Whether it will get very far in that appeal is another matter. A number of pro-Israel congressmen and congresswomen have publicly backed the cut-off of aid, and called for further steps to punish the UN for the voting patterns of its members and the Palestinians for seeking membership.

Kay Granger (R) of Texas, who chairs the House Appropriations Subcommittee on State and Foreign Operations, said in a letter that she will seek to cut off aid to the Palestinians if they seek to join more UN bodies and implied that more UN funding could be cut as well.

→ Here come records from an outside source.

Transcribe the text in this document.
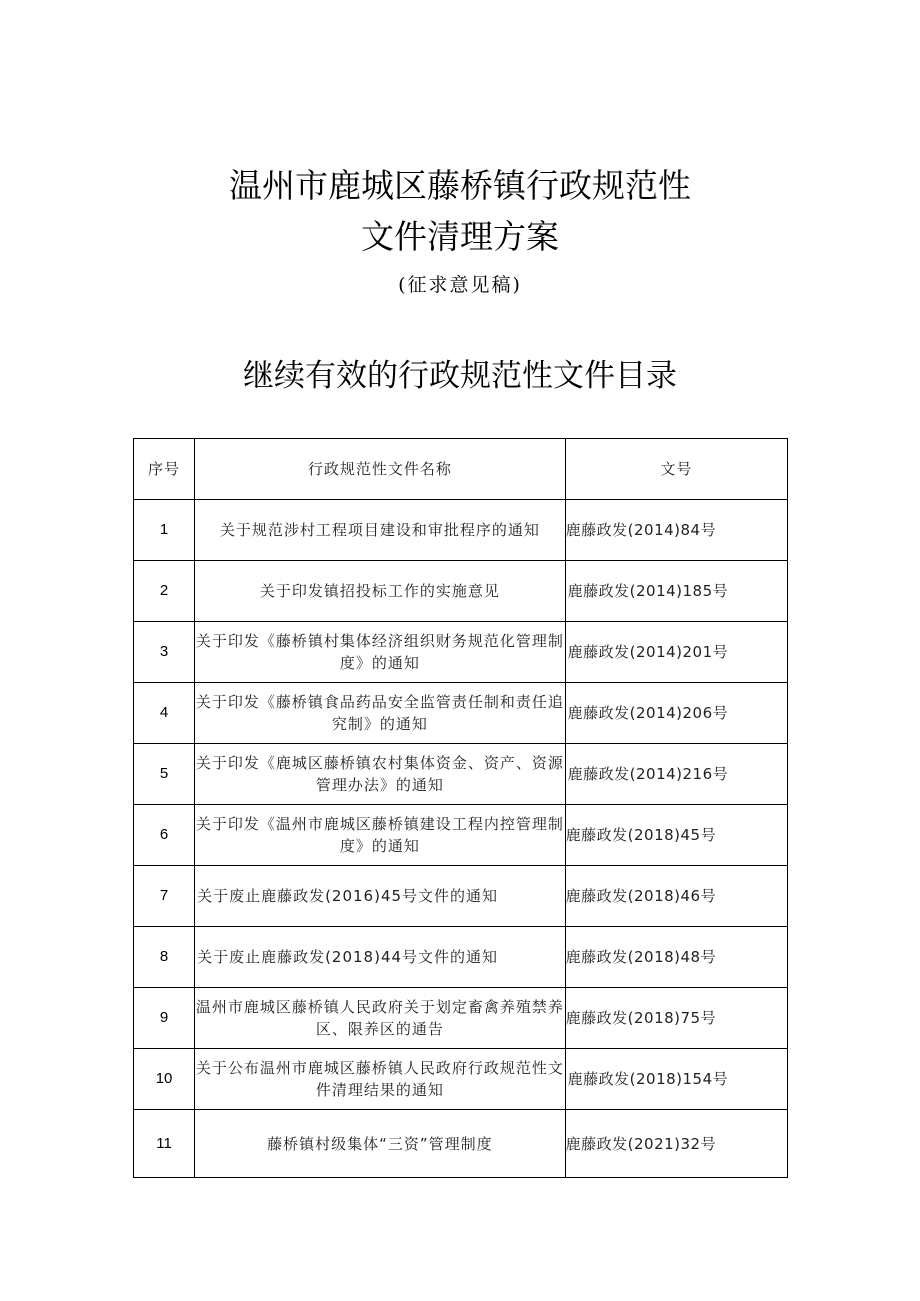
温州市鹿城区藤桥镇行政规范性
文件清理方案
(征求意见稿)
继续有效的行政规范性文件目录
序号	行政规范性文件名称	文号
1	关于规范涉村工程项目建设和审批程序的通知	鹿藤政发(2014)84号
2	关于印发镇招投标工作的实施意见	鹿藤政发(2014)185号
3	关于印发《藤桥镇村集体经济组织财务规范化管理制度》的通知	鹿藤政发(2014)201号
4	关于印发《藤桥镇食品药品安全监管责任制和责任追究制》的通知	鹿藤政发(2014)206号
5	关于印发《鹿城区藤桥镇农村集体资金、资产、资源管理办法》的通知	鹿藤政发(2014)216号
6	关于印发《温州市鹿城区藤桥镇建设工程内控管理制度》的通知	鹿藤政发(2018)45号
7	关于废止鹿藤政发(2016)45号文件的通知	鹿藤政发(2018)46号
8	关于废止鹿藤政发(2018)44号文件的通知	鹿藤政发(2018)48号
9	温州市鹿城区藤桥镇人民政府关于划定畜禽养殖禁养区、限养区的通告	鹿藤政发(2018)75号
10	关于公布温州市鹿城区藤桥镇人民政府行政规范性文件清理结果的通知	鹿藤政发(2018)154号
11	藤桥镇村级集体“三资”管理制度	鹿藤政发(2021)32号
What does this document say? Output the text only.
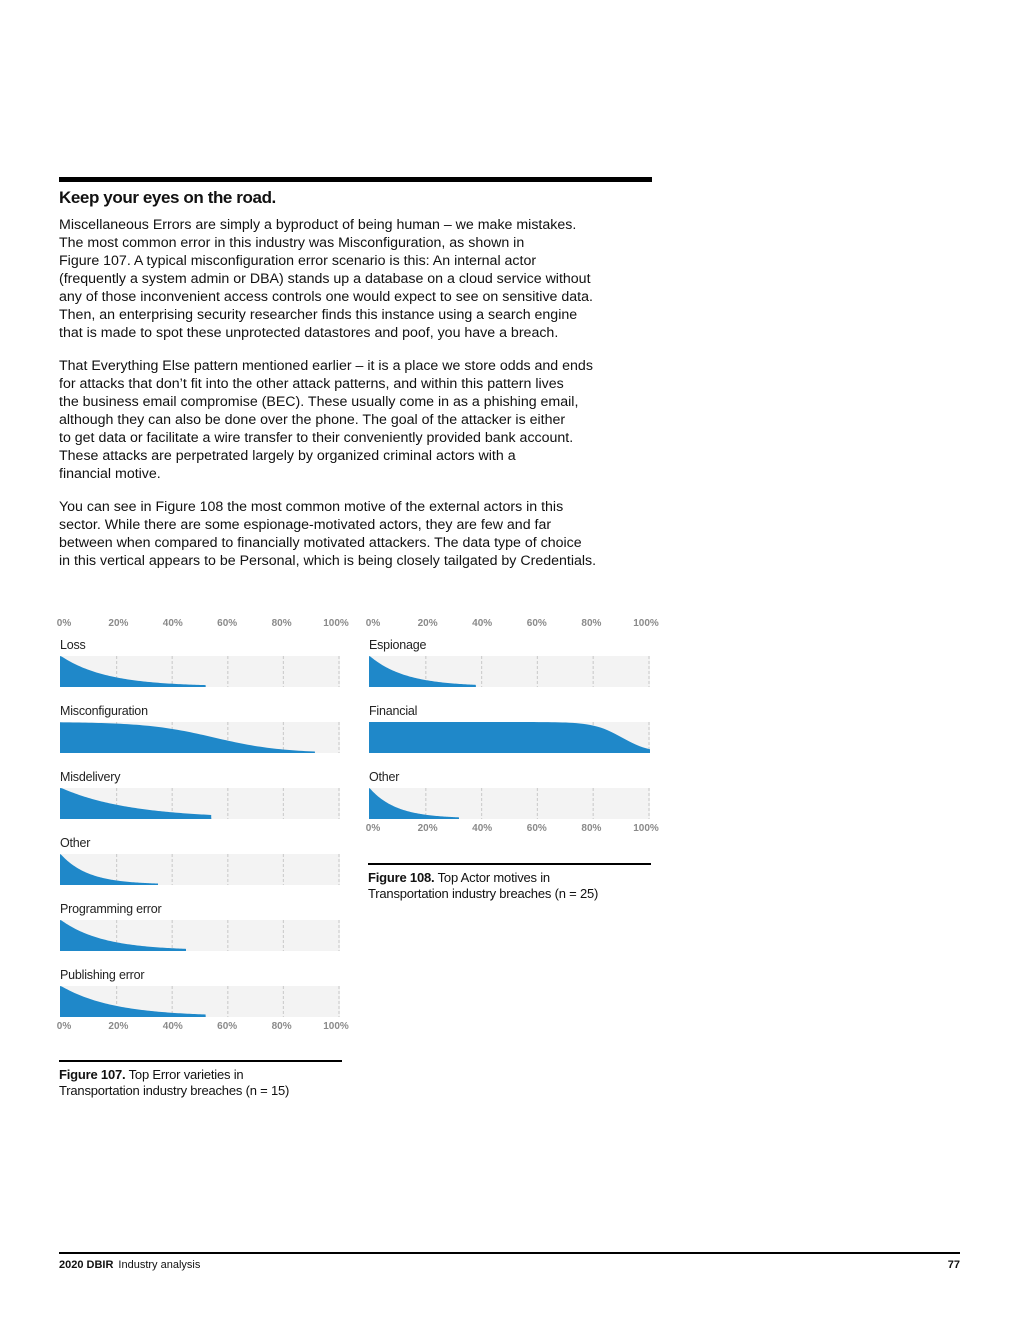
Keep your eyes on the road.

Miscellaneous Errors are simply a byproduct of being human – we make mistakes.
The most common error in this industry was Misconfiguration, as shown in
Figure 107. A typical misconfiguration error scenario is this: An internal actor
(frequently a system admin or DBA) stands up a database on a cloud service without
any of those inconvenient access controls one would expect to see on sensitive data.
Then, an enterprising security researcher finds this instance using a search engine
that is made to spot these unprotected datastores and poof, you have a breach.

That Everything Else pattern mentioned earlier – it is a place we store odds and ends
for attacks that don’t fit into the other attack patterns, and within this pattern lives
the business email compromise (BEC). These usually come in as a phishing email,
although they can also be done over the phone. The goal of the attacker is either
to get data or facilitate a wire transfer to their conveniently provided bank account.
These attacks are perpetrated largely by organized criminal actors with a
financial motive.

You can see in Figure 108 the most common motive of the external actors in this
sector. While there are some espionage-motivated actors, they are few and far
between when compared to financially motivated attackers. The data type of choice
in this vertical appears to be Personal, which is being closely tailgated by Credentials.

0%	20%	40%	60%	80%	100%
Loss
Misconfiguration
Misdelivery
Other
Programming error
Publishing error
0%	20%	40%	60%	80%	100%
Figure 107. Top Error varieties in
Transportation industry breaches (n = 15)
0%	20%	40%	60%	80%	100%
Espionage
Financial
Other
0%	20%	40%	60%	80%	100%
Figure 108. Top Actor motives in
Transportation industry breaches (n = 25)
2020 DBIR Industry analysis	77
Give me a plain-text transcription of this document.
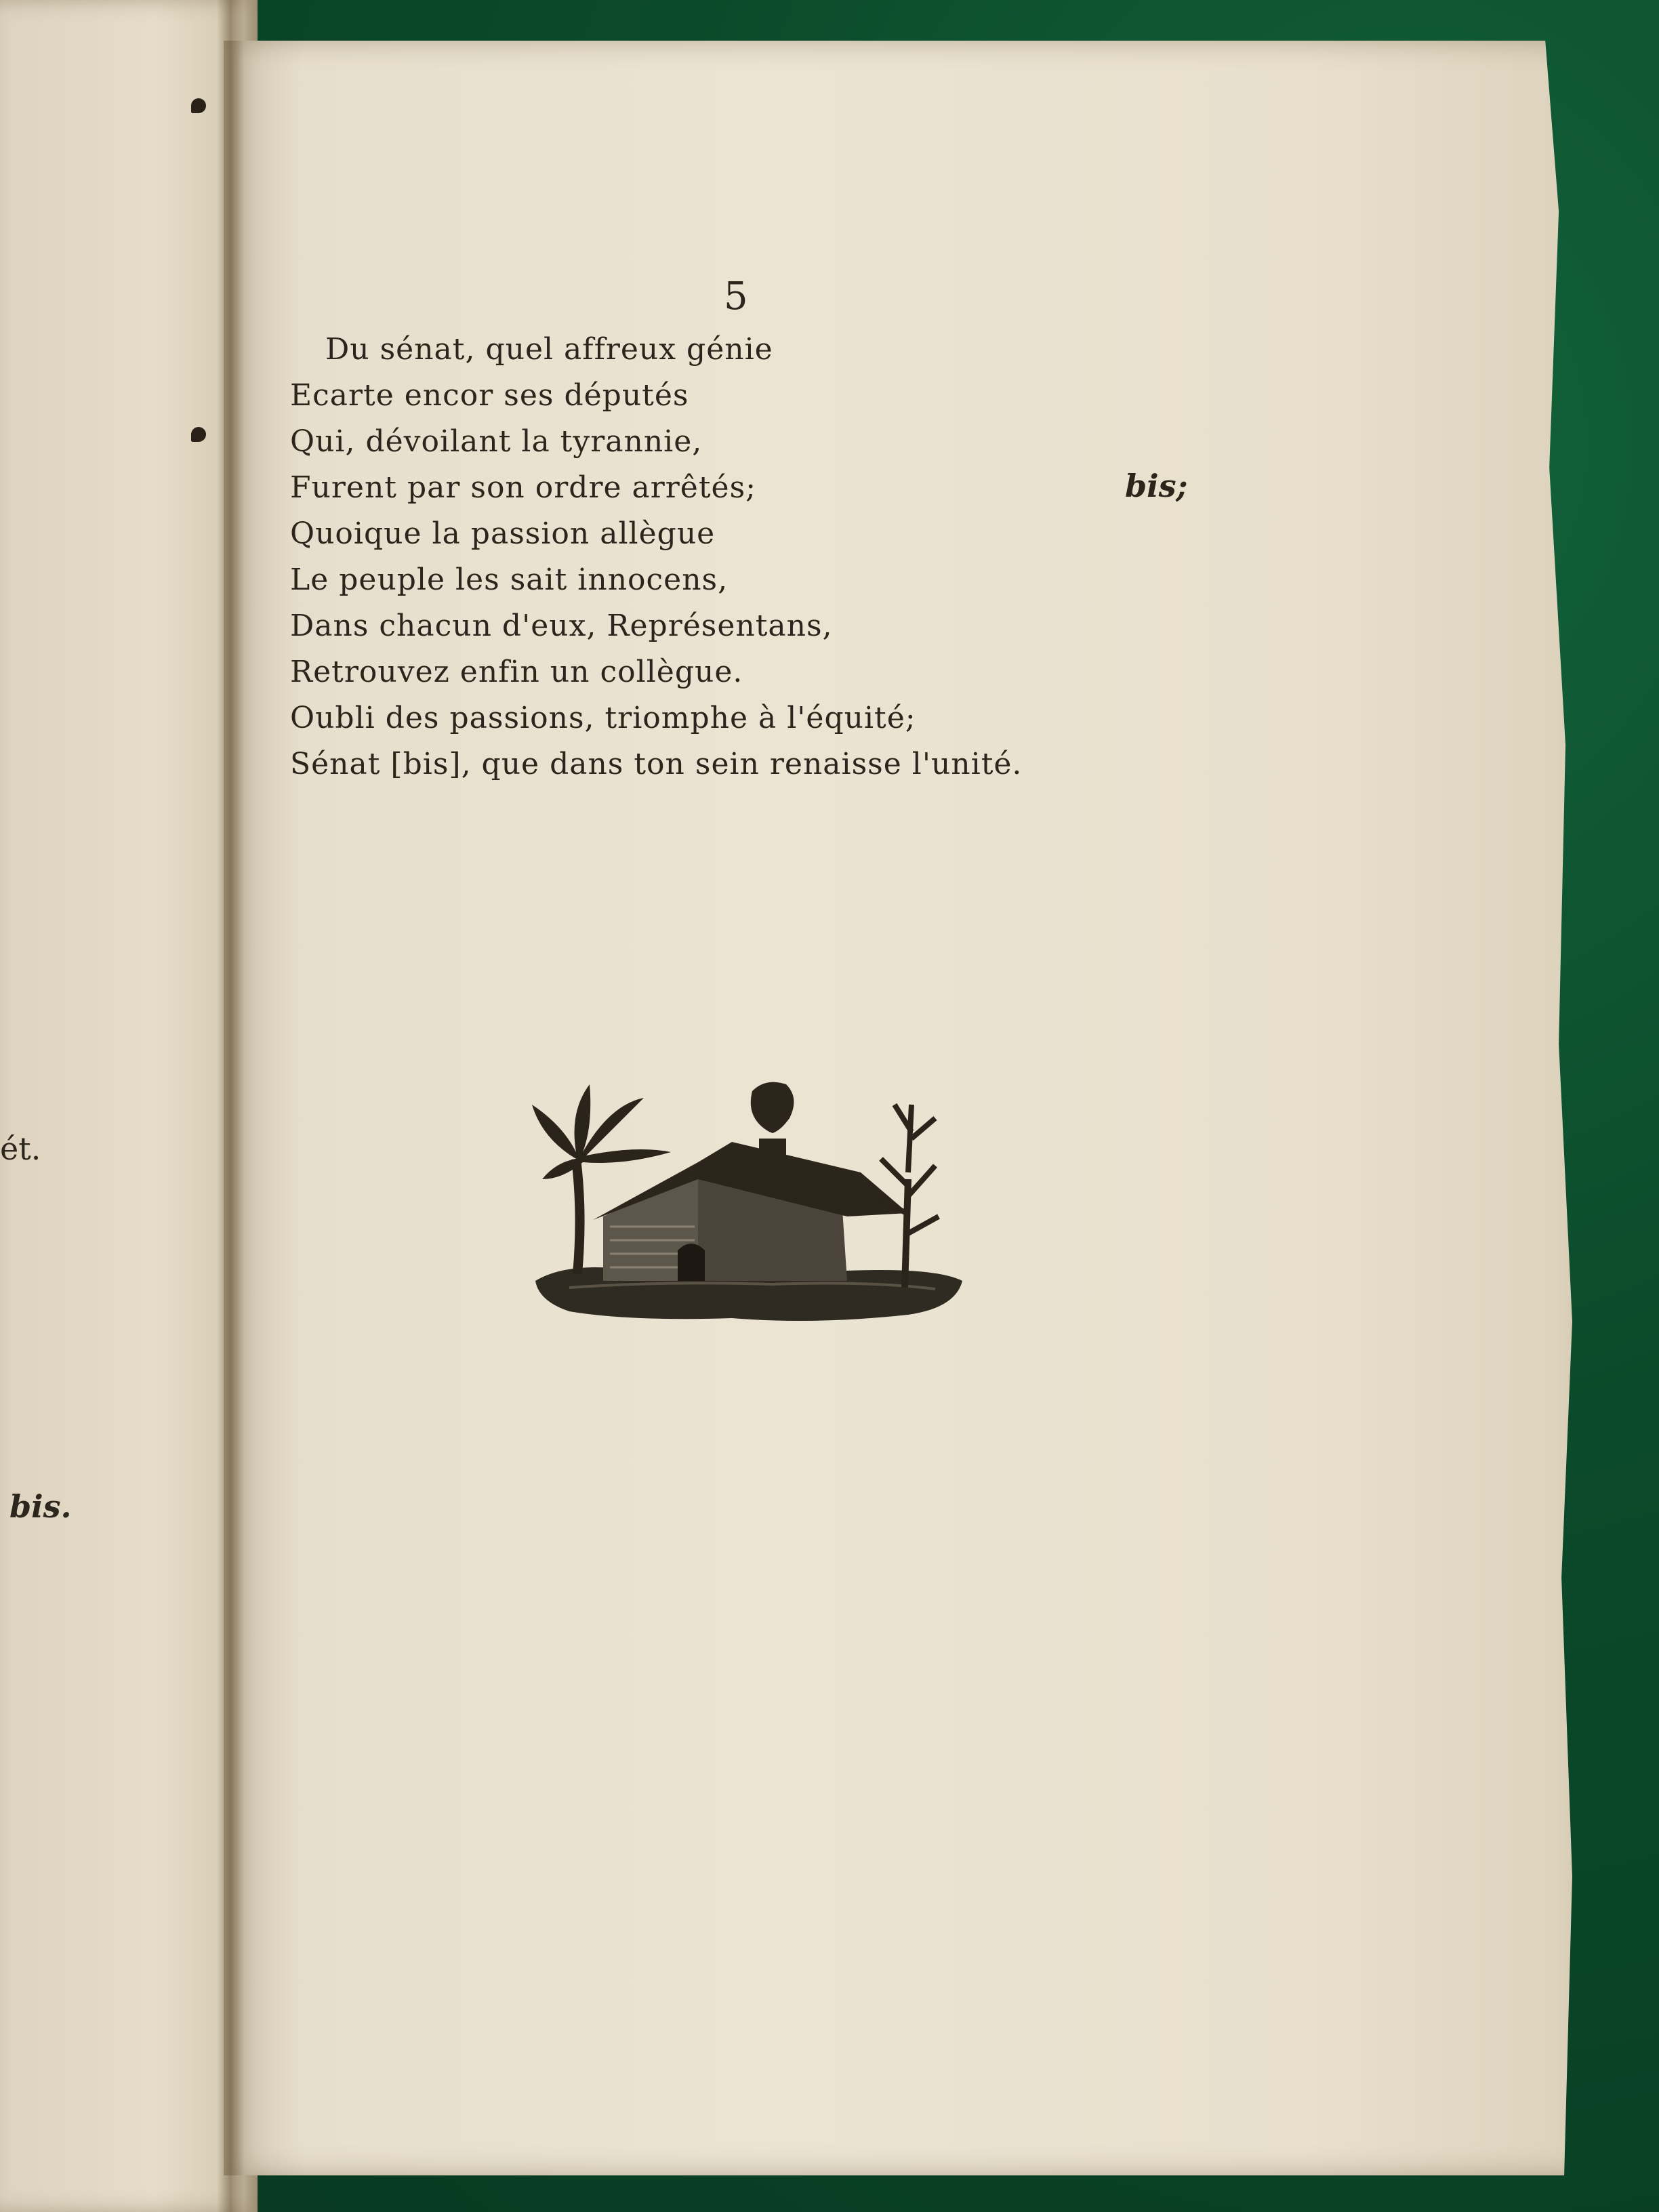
ét.
bis.
5
Du sénat, quel affreux génie
Ecarte encor ses députés
Qui, dévoilant la tyrannie,
Furent par son ordre arrêtés;
Quoique la passion allègue
Le peuple les sait innocens,
Dans chacun d'eux, Représentans,
Retrouvez enfin un collègue.
Oubli des passions, triomphe à l'équité;
Sénat [bis], que dans ton sein renaisse l'unité.
bis;
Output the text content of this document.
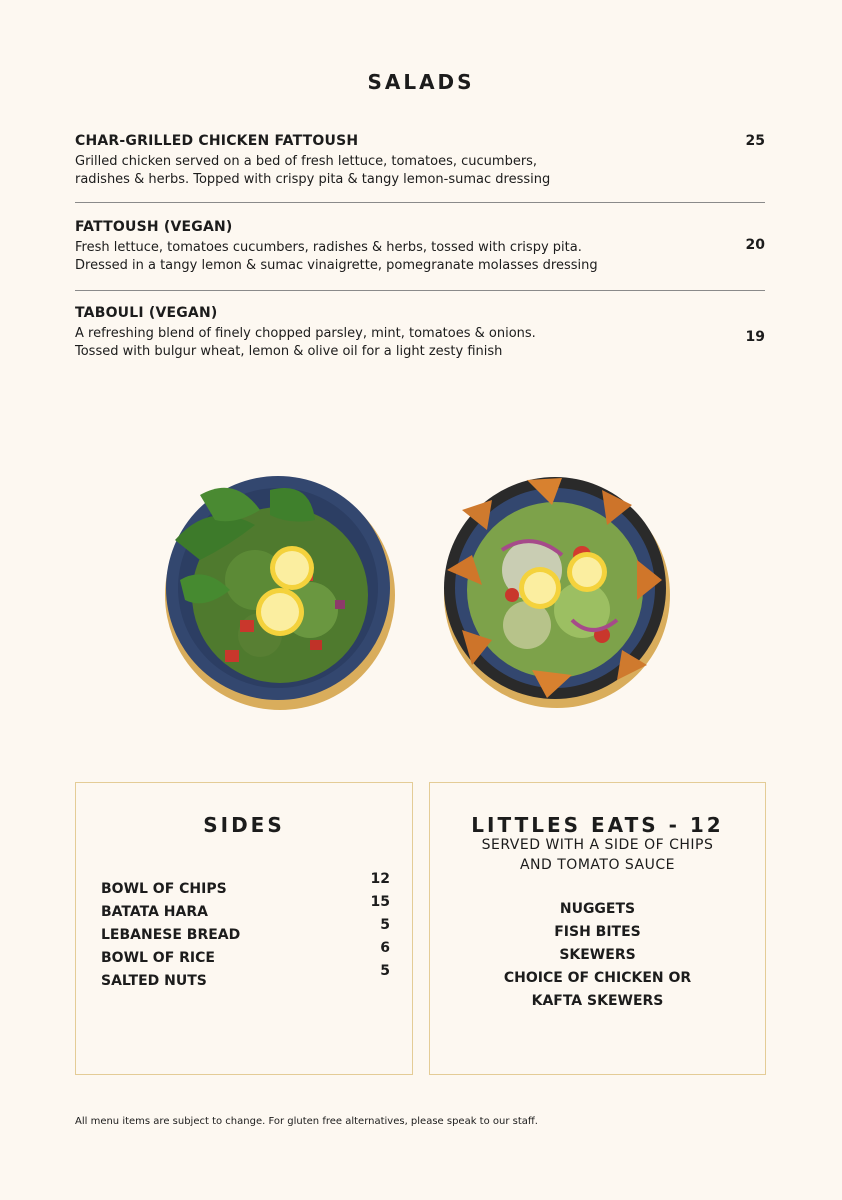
SALADS
CHAR-GRILLED CHICKEN FATTOUSH
Grilled chicken served on a bed of fresh lettuce, tomatoes, cucumbers,
radishes & herbs. Topped with crispy pita & tangy lemon-sumac dressing
25
FATTOUSH (VEGAN)
Fresh lettuce, tomatoes cucumbers, radishes & herbs, tossed with crispy pita.
Dressed in a tangy lemon & sumac vinaigrette, pomegranate molasses dressing
20
TABOULI (VEGAN)
A refreshing blend of finely chopped parsley, mint, tomatoes & onions.
Tossed with bulgur wheat, lemon & olive oil for a light zesty finish
19
SIDES
BOWL OF CHIPS
BATATA HARA
LEBANESE BREAD
BOWL OF RICE
SALTED NUTS
12
15
5
6
5
LITTLES EATS - 12
SERVED WITH A SIDE OF CHIPS
AND TOMATO SAUCE
NUGGETS
FISH BITES
SKEWERS
CHOICE OF CHICKEN OR
KAFTA SKEWERS
All menu items are subject to change. For gluten free alternatives, please speak to our staff.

"I have made it clear to the Palestinian leadership that I would not support sending US taxpayer money to the Palestinians if they sought statehood at the United Nations," she wrote. "Making a move in another UN agency will not only jeopardize our relationship with the Palestinians, it will jeopardize our contributions to the United Nations.”

Ileana Ros-Lehtinen (R) of Florida, who chairs the House Foreign Affairs Committee, was scathing in a brief statement yesterday that was quoted by the Washington Post. "Today’s reckless action by UNESCO is anti-Israel and anti-peace,” she said. “It rewards the Palestinian leadership’s dangerous scheme to bypass negotiations with Israel and seek recognition of a self-declared ‘Palestinian state,’ and takes us further from peace in the Middle East.”

Given the overall pro-Israel mood in Congress, it will be interesting to see if the legislation's requirements will be eased. Israel has been furious over the UNESCO vote. Prime Minister Benjamin Netanyahu's government described the 107-14 vote in favor of UNESCO membership (with 52 abstentions) as a "unilateral" and destabilizing move, and his cabinet is considering responses today, which might include cutting off the flow of tax revenue that Israel collects on the behalf of the Palestinian Authority.

[Editor's note: An earlier version of the photo caption mischaracterized UNESCO.]